Era um costume do tempo haver nos conventos os chamados "outeiros poéticos" que eram, afinal, recitais de poesia onde ela conheceu o renomeado poeta Francisco Manuel do Nascimento, de seu nome arcádico Filinto Elísio e que, por entre a grade conventual lhe avivou os seus dotes poéticos, naturalmente, condicionados à prisão injusta que sofria.

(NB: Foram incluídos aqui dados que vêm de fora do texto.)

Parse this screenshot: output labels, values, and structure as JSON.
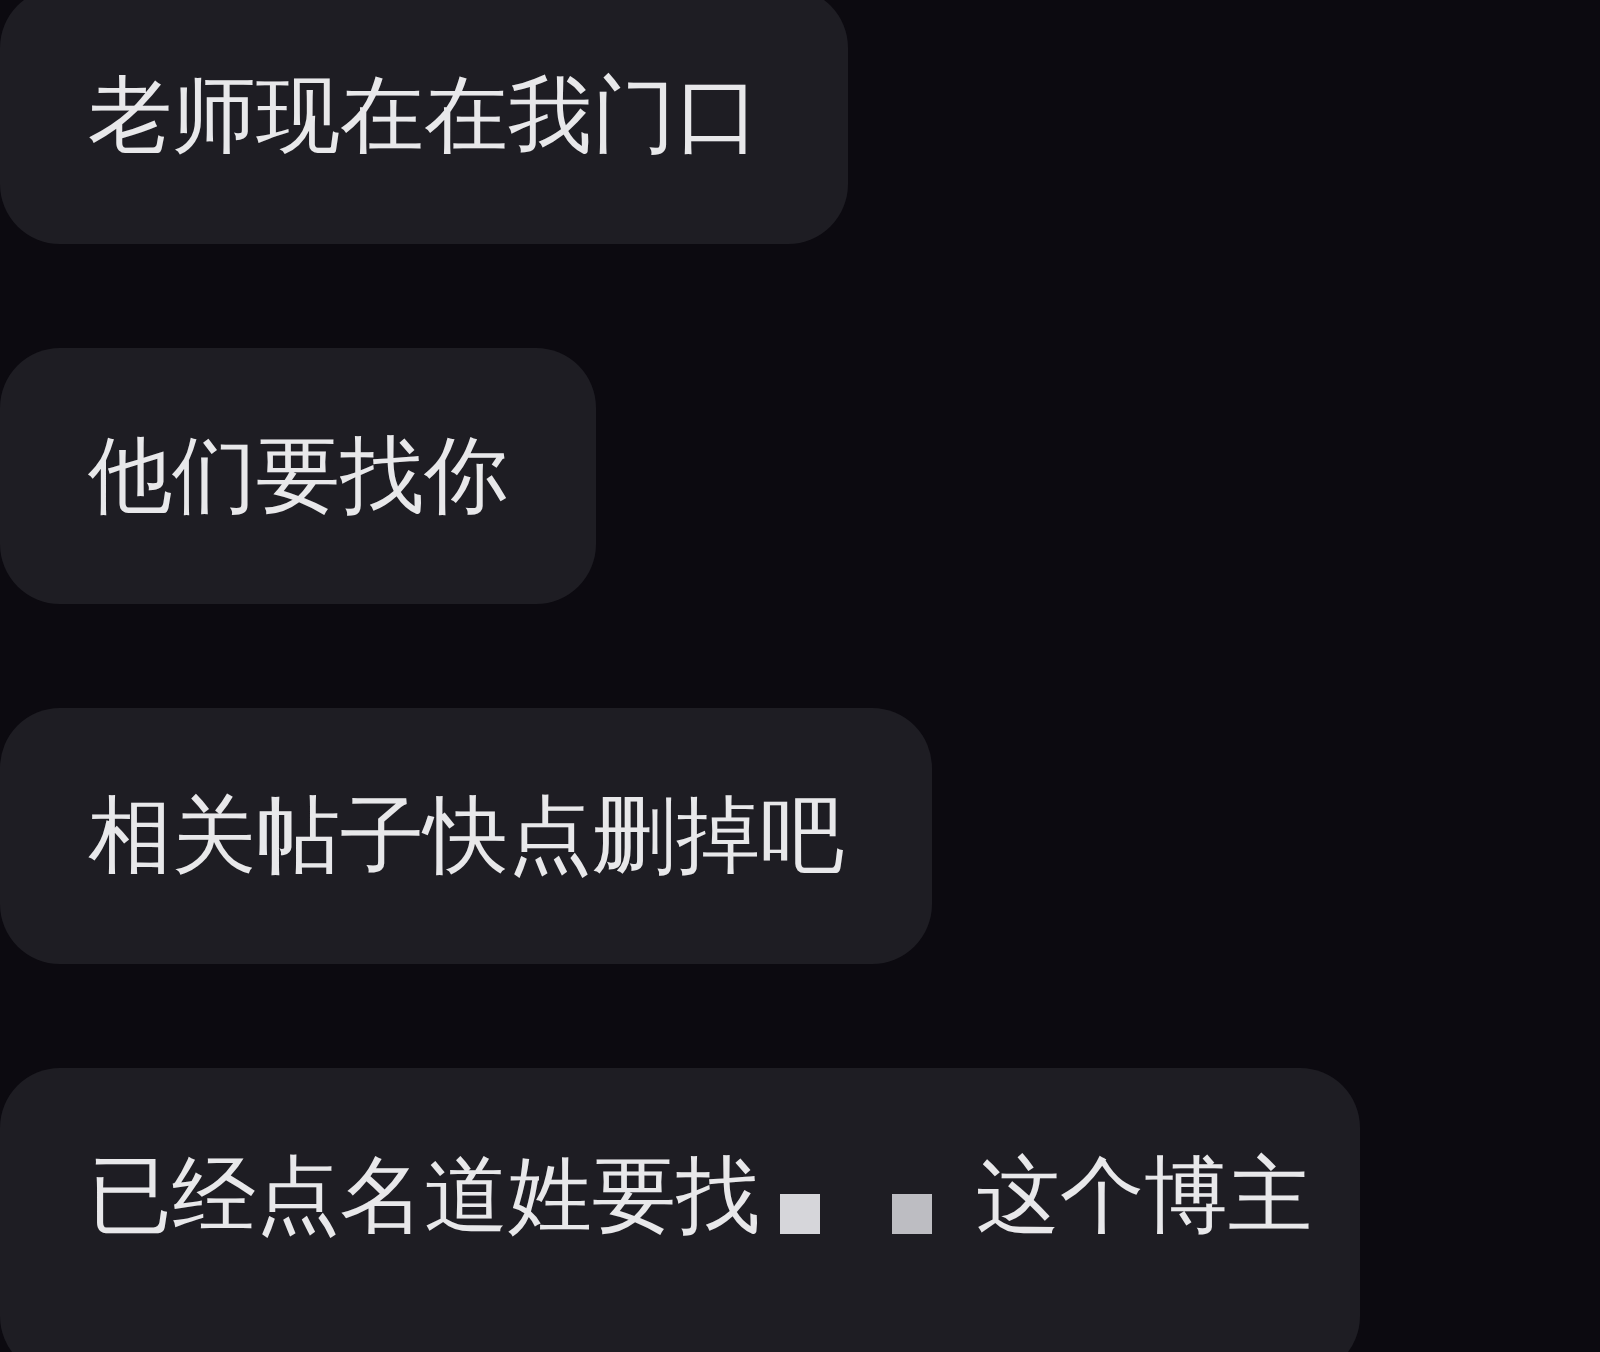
{
  "messages": [
    {
      "parts": [
        {
          "kind": "text",
          "text": "老师现在在我门口"
        }
      ]
    },
    {
      "parts": [
        {
          "kind": "text",
          "text": "他们要找你"
        }
      ]
    },
    {
      "parts": [
        {
          "kind": "text",
          "text": "相关帖子快点删掉吧"
        }
      ]
    },
    {
      "parts": [
        {
          "kind": "text",
          "text": "已经点名道姓要找"
        },
        {
          "kind": "redaction"
        },
        {
          "kind": "text",
          "text": "这个博主"
        }
      ]
    }
  ]
}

"Se me aparo de ti, Deus de Bondade" pertence à colectânea que a Marquesa de Alorna escreveu na reclusão do Convento de Chelas a que os maus ventos da História a remeteu, pelo que, o pendor infeliz da humanidade, de que nos fala não deixa de ser uma sentida queixa, como se tomasse a ´"árvore pela floresta" e visse a humanidade representada no frio Primeiro-Ministro de D. José I, a ponto de embora internada num convento, se dá a entender a existência de algum apartamento de Deus motivado pelo sofrimento que a pena injusta lhe causava, este facto não a impediu de lhe ter chamado - Deus de bondade - para depois, acentuar este título ao lembrar a injusta morte de Jesus, num terceto de forma e sentido irrepreensível:

À suave esperança me entregaste,
E o preço de teu sangue precioso
Me afiança que não me abandonaste.

A Marquesa de Alorna, viveu e sofreu - como não raro acontece com o comum dos mortais - sentimentos de recusa de Deus, mas por um mistério que está vivo enquanto a vida durar a esses momentos de algum esbatimento religioso, sucedem momentos de encontro com a divindade, porque o sangue precioso vertido na Cruz e que ela refere lhe dizia que não me abandonaste, e há-de ser sempre assim, porque enquanto vivermos e mesmo nos momentos mais difíceis a suave esperança continuará a sentir-se viva no coração de cada criatura, porque não foi em vão que Jesus verteu no Calvário o seu sangue precioso.